ABDOU DIOUF SE RACONTE: "QUAND KADHAFI VoulaiT KIDNAPPER YACINE, ma fille cadette, alors âgée de 16 ans"

Lundi 17 Novembre 2014

Sud quotidien publie les Bonnes feuilles (1) de : "Abdou DIOUF. Mémoires", un ouvrage important qui dévoile un pan de l'histoire contemporaine du Sénégal. On y découvre en filigrane les différentes facettes de Senghor, les péripéties ayant conduit à la rupture Diouf Collin, l'histoire extraordinaire d'une tentative de kidnapping de la fille cadette de Diouf orchestrée par Khadaffi. Extrait

" Pour en revenir à Kadhafi, me revient en mémoire une péripétie qui m’avait fort embarrassé, et dont je souris aujourd’hui en rédigeant ces lignes. Cette anecdote est révélatrice de la complexité du personnage. Au cours de sa visite officielle au Sénégal, nous eûmes quelques moments d’intimité avec nos familles respectives. Il eut l’occasion de faire la connaissance de tous mes enfants dans une ambiance conviviale et chaleureuse. Au terme de son séjour, il rentra à Tripoli avec un autre regard sur ce Sénégal qui l’intriguait tant avant qu’il eût l’occasion de fouler son sol. Quelque temps après, quelle ne fut ma surprise lorsqu’il dépêcha auprès de moi une délégation porteuse d’un message des plus surprenants: il demandait la main de Yacine, ma fille cadette, alors âgée de 16 ans. J’aurais pris ce message pour une blague de mauvais goût, n’eût été la respectabilité que j’accordais à cette délégation. Tout naturellement et sans trop m’attarder sur la question, je répondis négativement à cette surprenante demande. Peu de temps après, Kadhafi revint à la charge en envoyant à nouveau une autre délégation. Je reçus ses émissaires qui me transmirent le message de leur mandataire. Pour couper court, j’opposai à nouveau un refus, cette fois-ci plus catégorique, avec une pointe d’agacement bien perceptible.

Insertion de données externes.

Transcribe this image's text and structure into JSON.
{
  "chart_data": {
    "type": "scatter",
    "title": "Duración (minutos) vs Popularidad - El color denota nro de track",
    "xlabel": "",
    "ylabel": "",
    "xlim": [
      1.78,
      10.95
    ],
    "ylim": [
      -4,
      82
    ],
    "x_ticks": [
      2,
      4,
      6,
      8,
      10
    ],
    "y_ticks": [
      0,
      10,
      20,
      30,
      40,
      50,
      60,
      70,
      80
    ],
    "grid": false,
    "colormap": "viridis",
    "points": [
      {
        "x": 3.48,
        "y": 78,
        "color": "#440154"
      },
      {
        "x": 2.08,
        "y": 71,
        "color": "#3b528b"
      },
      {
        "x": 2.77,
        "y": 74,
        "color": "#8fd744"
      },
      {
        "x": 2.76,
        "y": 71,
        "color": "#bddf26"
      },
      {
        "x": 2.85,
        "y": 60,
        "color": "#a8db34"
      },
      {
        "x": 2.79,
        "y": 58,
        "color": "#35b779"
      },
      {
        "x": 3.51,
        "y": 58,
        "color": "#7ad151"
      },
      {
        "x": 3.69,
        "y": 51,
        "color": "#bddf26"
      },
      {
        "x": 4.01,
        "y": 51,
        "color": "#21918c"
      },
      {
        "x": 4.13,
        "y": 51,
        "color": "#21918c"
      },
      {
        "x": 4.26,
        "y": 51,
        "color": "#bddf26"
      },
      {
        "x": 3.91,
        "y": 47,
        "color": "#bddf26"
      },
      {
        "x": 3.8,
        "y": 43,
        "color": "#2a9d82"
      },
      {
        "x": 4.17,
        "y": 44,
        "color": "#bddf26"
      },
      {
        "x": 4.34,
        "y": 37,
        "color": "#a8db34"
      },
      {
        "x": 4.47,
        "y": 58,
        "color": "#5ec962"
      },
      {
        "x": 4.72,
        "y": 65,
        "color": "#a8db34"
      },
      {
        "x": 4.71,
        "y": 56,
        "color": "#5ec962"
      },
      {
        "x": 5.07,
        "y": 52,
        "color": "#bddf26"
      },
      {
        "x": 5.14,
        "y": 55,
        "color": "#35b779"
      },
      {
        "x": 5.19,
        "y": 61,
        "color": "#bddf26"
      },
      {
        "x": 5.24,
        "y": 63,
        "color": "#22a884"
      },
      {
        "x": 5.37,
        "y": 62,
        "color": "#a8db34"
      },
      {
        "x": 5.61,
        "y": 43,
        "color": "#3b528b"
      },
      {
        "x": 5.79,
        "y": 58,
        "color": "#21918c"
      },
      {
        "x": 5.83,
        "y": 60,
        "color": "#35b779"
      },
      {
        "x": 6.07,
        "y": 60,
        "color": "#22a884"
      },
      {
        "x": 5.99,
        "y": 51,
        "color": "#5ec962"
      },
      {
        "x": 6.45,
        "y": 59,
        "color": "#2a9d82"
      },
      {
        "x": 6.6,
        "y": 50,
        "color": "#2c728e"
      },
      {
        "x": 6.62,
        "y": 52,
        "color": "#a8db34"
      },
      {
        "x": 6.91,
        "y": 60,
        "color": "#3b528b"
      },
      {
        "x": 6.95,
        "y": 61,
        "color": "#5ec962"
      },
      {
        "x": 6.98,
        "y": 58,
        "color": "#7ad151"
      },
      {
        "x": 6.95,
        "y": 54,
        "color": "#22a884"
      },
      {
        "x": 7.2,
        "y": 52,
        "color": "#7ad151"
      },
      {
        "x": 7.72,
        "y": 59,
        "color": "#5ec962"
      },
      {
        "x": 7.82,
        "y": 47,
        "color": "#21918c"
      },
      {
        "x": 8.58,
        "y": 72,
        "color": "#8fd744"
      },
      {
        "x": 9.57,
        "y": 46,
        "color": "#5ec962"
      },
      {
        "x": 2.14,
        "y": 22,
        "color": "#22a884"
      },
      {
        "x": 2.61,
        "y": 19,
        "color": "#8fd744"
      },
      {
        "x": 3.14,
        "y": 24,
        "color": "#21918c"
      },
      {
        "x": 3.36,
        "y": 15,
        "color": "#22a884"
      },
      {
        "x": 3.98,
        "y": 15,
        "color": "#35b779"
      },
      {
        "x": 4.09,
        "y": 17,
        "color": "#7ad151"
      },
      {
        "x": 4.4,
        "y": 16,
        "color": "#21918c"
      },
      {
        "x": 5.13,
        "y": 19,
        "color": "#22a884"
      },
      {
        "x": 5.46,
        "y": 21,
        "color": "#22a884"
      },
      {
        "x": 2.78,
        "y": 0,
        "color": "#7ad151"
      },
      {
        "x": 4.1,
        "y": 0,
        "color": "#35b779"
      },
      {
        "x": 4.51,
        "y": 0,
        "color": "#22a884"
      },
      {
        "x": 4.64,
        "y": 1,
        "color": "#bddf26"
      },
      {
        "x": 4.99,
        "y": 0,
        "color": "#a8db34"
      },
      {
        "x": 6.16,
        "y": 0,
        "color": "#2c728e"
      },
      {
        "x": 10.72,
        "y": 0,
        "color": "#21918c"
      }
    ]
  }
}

Entre-temps Yacine obtint son baccalauréat et s’inscrivit dans une université américaine, à Washington, où elle rejoignit ses deux frères.
Alors que je pensai cette affaire définitivement close, elle rebondit quelque temps après en prenant une nouvelle tournure. Kadhafi était tenace et n’aimait pas qu’on dise non à ses caprices. Pour obtenir gain de cause, il fit appel à une dame d’origine moyen-orientale que je connaissais bien et qui était aussi une connaissance de Cheikh Hamidou Kane, mon aîné à l’ENFOM, lequel était aussi, au moment de ‘cette affaire, mon ministre du Plan et de la Coopération. Les deux premières tentatives ayant été infructueuses, Kadhafi décida de passer à la vitesse supérieure en utilisant un autre moyen qu’il exposa à cette dame qui faisait beaucoup d’affaires avec la Libye. Devant le refus cette dernière, il gela toutes ses affaires et la contraignit à rester sur place avec interdiction de quitter le territoire. Pour se tirer d’affaire et surtout sortir du pays, la dame accepta d’exécuter le plan: organiser l’enlèvement de ma fille pour ensuite la conduire en Libye où Kadhafi se chargerait de la convaincre d’accepter le mariage.

Par amitié pour moi, elle me fit alors la confidence du projet dont elle était chargée. Je pris la menace très au sérieux, car elle venait d’un homme dont le monde entier savait de quoi il était capable. Je me dis que ce projet n’était rien à côté de ce que l’on savait déjà de lui, et qui l’avait mis un moment au ban de la société mondiale.

Puisque ma fille séjournait aux États-Unis pour ses études, c‘est tout naturellement que je me tournai vers les hautes autorités de ce pays pour leur demander d’assurer sa sécurité. Elles le firent de façon efficace et très discrète. Aujourd’hui encore, en relatant cette histoire; je ne peux m’empêcher de penser à la désapprobation que les Américains avaient exprimée lorsque le Sénégal, qui est un pays ami, avait décidé d’accueillir ce troublant chef d’État, avec lequel nous avions cependant des relations. Et le cocasse dans cette histoire est dans le fait que ce sont eux qui m’ont aidé à éviter le pire.